Each team is sent to a different part of town, or to an outlying community. They go house-by-house, asking the residents if they have been sick and handing out sheets of paper with tips on preventing the spread of cholera.

Then they treat latrines with handfuls of lime and salt, and wells with small bags of sand and chlorine. After they treat each home, they mark on the front, in chalk, “E.M.U.C.” which stands for “Eglise Methodiste Unie au Cameroun,” (that’s French for “United Methodist Church in Cameroon”).

Pastor Nomo had been hoping that one of the side-effects of the project would be to raise the visibility of the church in Obala, and so far, that seems to be happening. He has already formed two prayer cell groups in neighboring villages; one meets on Sunday afternoons, and the other on Fridays.

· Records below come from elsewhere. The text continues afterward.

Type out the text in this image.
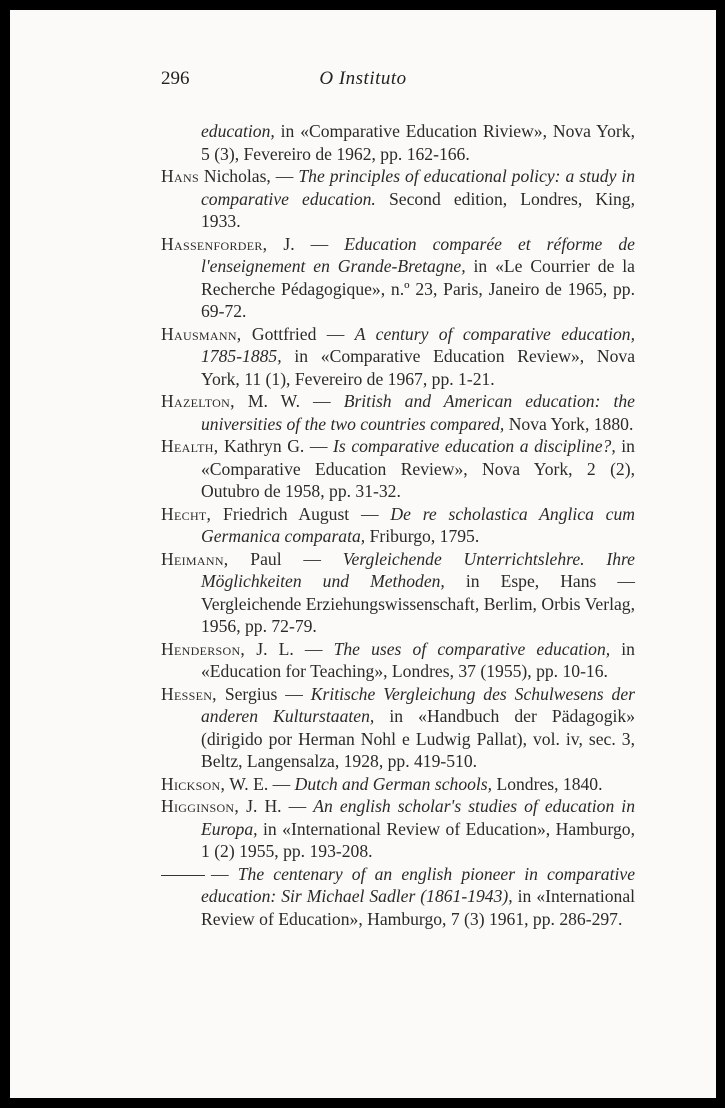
296	O Instituto

education, in «Comparative Education Riview», Nova York, 5 (3), Fevereiro de 1962, pp. 162-166.

Hans Nicholas, — The principles of educational policy: a study in comparative education. Second edition, Londres, King, 1933.

Hassenforder, J. — Education comparée et réforme de l'enseignement en Grande-Bretagne, in «Le Courrier de la Recherche Pédagogique», n.º 23, Paris, Janeiro de 1965, pp. 69-72.

Hausmann, Gottfried — A century of comparative education, 1785-1885, in «Comparative Education Review», Nova York, 11 (1), Fevereiro de 1967, pp. 1-21.

Hazelton, M. W. — British and American education: the universities of the two countries compared, Nova York, 1880.

Health, Kathryn G. — Is comparative education a discipline?, in «Comparative Education Review», Nova York, 2 (2), Outubro de 1958, pp. 31-32.

Hecht, Friedrich August — De re scholastica Anglica cum Germanica comparata, Friburgo, 1795.

Heimann, Paul — Vergleichende Unterrichtslehre. Ihre Möglichkeiten und Methoden, in Espe, Hans — Vergleichende Erziehungswissenschaft, Berlim, Orbis Verlag, 1956, pp. 72-79.

Henderson, J. L. — The uses of comparative education, in «Education for Teaching», Londres, 37 (1955), pp. 10-16.

Hessen, Sergius — Kritische Vergleichung des Schulwesens der anderen Kulturstaaten, in «Handbuch der Pädagogik» (dirigido por Herman Nohl e Ludwig Pallat), vol. iv, sec. 3, Beltz, Langensalza, 1928, pp. 419-510.

Hickson, W. E. — Dutch and German schools, Londres, 1840.

Higginson, J. H. — An english scholar's studies of education in Europa, in «International Review of Education», Hamburgo, 1 (2) 1955, pp. 193-208.

— The centenary of an english pioneer in comparative education: Sir Michael Sadler (1861-1943), in «International Review of Education», Hamburgo, 7 (3) 1961, pp. 286-297.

I saw him in full evangelis mode yesterday, too. He saw a group of men sitting underneath a thatched roof, and made us stop the car. He got out and went over to the men, introducing himself to the chief. He asked if the village had received a cholera prevention team, and whether the work had been done. After the chief had responded that all wells and latrines had been treated, Pastor Nomo gave a short, concise and well-informed introduction to the United Methodist Church, and explained what we believed as Christians. Then he said he’d be back, if they were willing, to start a prayer group in their village.

In Obala, the spread of cholera has been checked, the number of cholera cases has plateaued, and something new is spreading … the gospel of Jesus Christ!